Inflation concerns in Islamabad are getting more and more obvious by the day. Petroleum prices were reduced for the first time since mid-November 2020. A 2.6 percent decrease in benchmark Arab light crude oil coupled with 1 percent appreciation in rupee – over the previous fortnight, made it easier for the government to reduce petrol and HSD prices by 1.4 and 2.6 percent, respectively.
This was also the first instance since mid-November 2020 where the base price for petrol reduced over a fortnight. The previous such instances of reduction in base price have almost always been met with maintaining the retail price, at the same time increasing the Petroleum Levy, throughout this government’s tenure.

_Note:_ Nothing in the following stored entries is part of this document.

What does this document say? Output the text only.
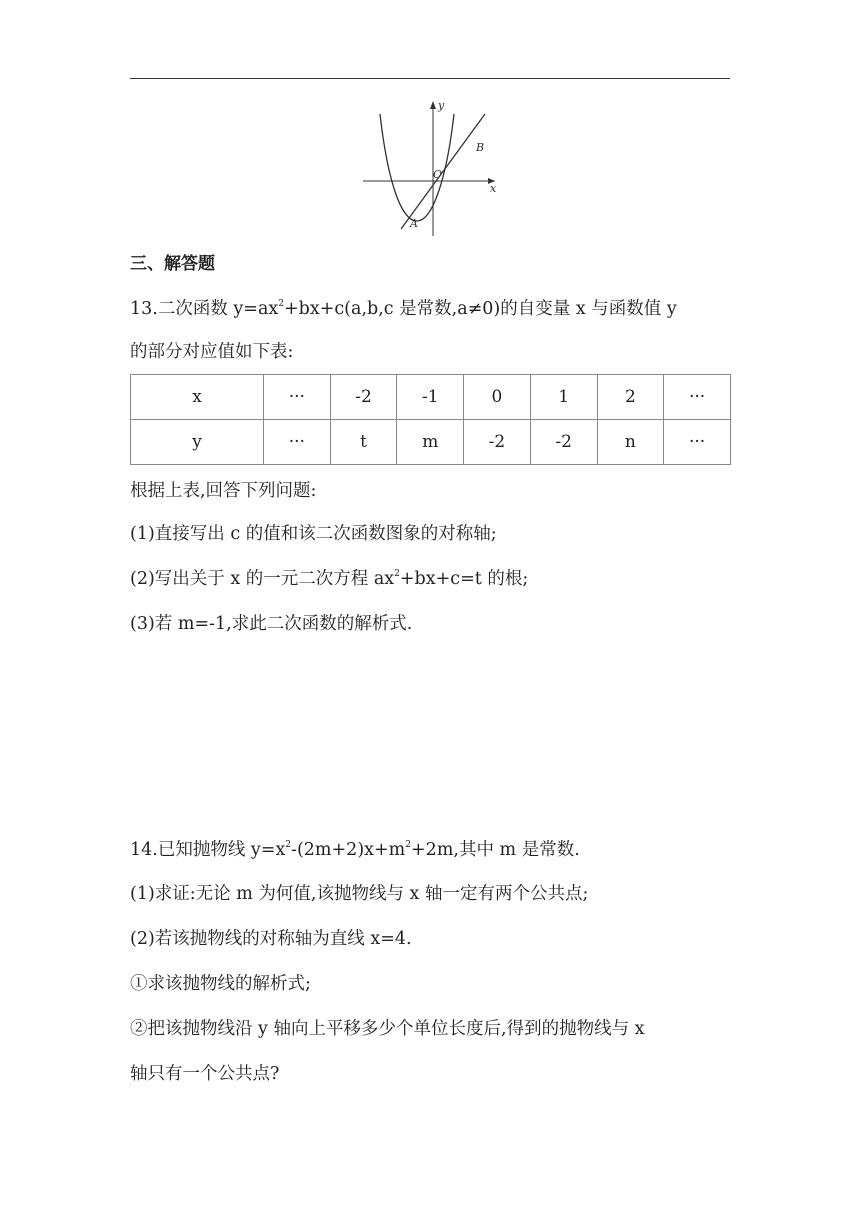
y
x
O
A
B
三、解答题
13.二次函数 $y=ax^2+bx+c(a,b,c$ 是常数,a≠0)的自变量 x 与函数值 y
的部分对应值如下表:
x	···	-2	-1	0	1	2	···
y	···	t	m	-2	-2	n	···
根据上表,回答下列问题:
(1)直接写出 c 的值和该二次函数图象的对称轴;
(2)写出关于 x 的一元二次方程 $ax^2+bx+c=t$ 的根;
(3)若 m=-1,求此二次函数的解析式.
14.已知抛物线 $y=x^2-(2m+2)x+m^2+2m$,其中 m 是常数.
(1)求证:无论 m 为何值,该抛物线与 x 轴一定有两个公共点;
(2)若该抛物线的对称轴为直线 x=4.
①求该抛物线的解析式;
②把该抛物线沿 y 轴向上平移多少个单位长度后,得到的抛物线与 x
轴只有一个公共点?
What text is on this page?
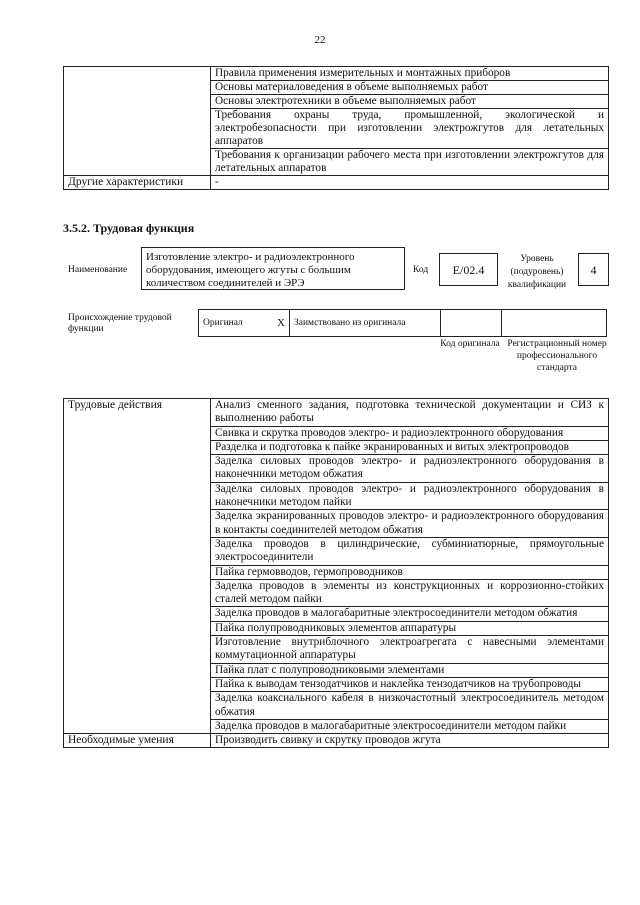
22
	Правила применения измерительных и монтажных приборов
	Основы материаловедения в объеме выполняемых работ
	Основы электротехники в объеме выполняемых работ
	Требования охраны труда, промышленной, экологической и электробезопасности при изготовлении электрожгутов для летательных аппаратов
	Требования к организации рабочего места при изготовлении электрожгутов для летательных аппаратов
Другие характеристики	-
3.5.2. Трудовая функция
Наименование
Изготовление электро- и радиоэлектронного оборудования, имеющего жгуты с большим количеством соединителей и ЭРЭ
Код	Е/02.4
Уровень (подуровень) квалификации
4
Происхождение трудовой функции
Оригинал	Х	Заимствовано из оригинала		
Код оригинала Регистрационный номер профессионального стандарта
Трудовые действия	Анализ сменного задания, подготовка технической документации и СИЗ к выполнению работы
	Свивка и скрутка проводов электро- и радиоэлектронного оборудования
	Разделка и подготовка к пайке экранированных и витых электропроводов
	Заделка силовых проводов электро- и радиоэлектронного оборудования в наконечники методом обжатия
	Заделка силовых проводов электро- и радиоэлектронного оборудования в наконечники методом пайки
	Заделка экранированных проводов электро- и радиоэлектронного оборудования в контакты соединителей методом обжатия
	Заделка проводов в цилиндрические, субминиатюрные, прямоугольные электросоединители
	Пайка гермовводов, гермопроводников
	Заделка проводов в элементы из конструкционных и коррозионно-стойких сталей методом пайки
	Заделка проводов в малогабаритные электросоединители методом обжатия
	Пайка полупроводниковых элементов аппаратуры
	Изготовление внутриблочного электроагрегата с навесными элементами коммутационной аппаратуры
	Пайка плат с полупроводниковыми элементами
	Пайка к выводам тензодатчиков и наклейка тензодатчиков на трубопроводы
	Заделка коаксиального кабеля в низкочастотный электросоединитель методом обжатия
	Заделка проводов в малогабаритные электросоединители методом пайки
Необходимые умения	Производить свивку и скрутку проводов жгута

Recall that the PL was slashed to 2-year low on both petrol and HSD last month, as the government buckled under pressure of rising oil prices. There are clear early signs that the government has made peace with letting go of the PL opportunity for the remainder of the fiscal year, having earlier maximized the opportunity on offer. April price revision has also seen the long overdue upward revision of 5.7 percent in OMCs’ and dealers’ margin, after December 2019.
Petroleum consumption numbers will be out soon, but in all likelihood, March 2021 PL collection will not exceed Rs20 billion, lowest since December 2018. Recall that petroleum prices had started to fall from April last year, as crude oil plummeted owing to Covid. This will bring in the base effect into play and will make it more difficult for the government to increase prices, if keeping prices lower year-on-year is the objective.
With restriction on movements back in one form or another to varying degrees, another round of depressed demand cannot be ruled out. Remember that smuggling of petroleum products is still rampant in the country, and the recent inquiry report put the losses estimate to Rs300 billion. That may well be exaggerated, but it does provide a sense of direction, that more effort towards curbing smuggling could yield the desired result of maintaining lower prices, while at the same time augmenting revenues.
All eyes will be on the PL target in the upcoming budget, which was set at Rs450 billion for FY21, and is increasingly unlikely to be achieved now. Pakistan’s correspondence with the IMF authorities had earlier assumed PL target growing at over 20 percent every year, which may need revision come budget. Whether or not the desire to keep prices low also trickles to other sectors such as gas and power, will be known soon, and could offer a glimpse of what the future holds.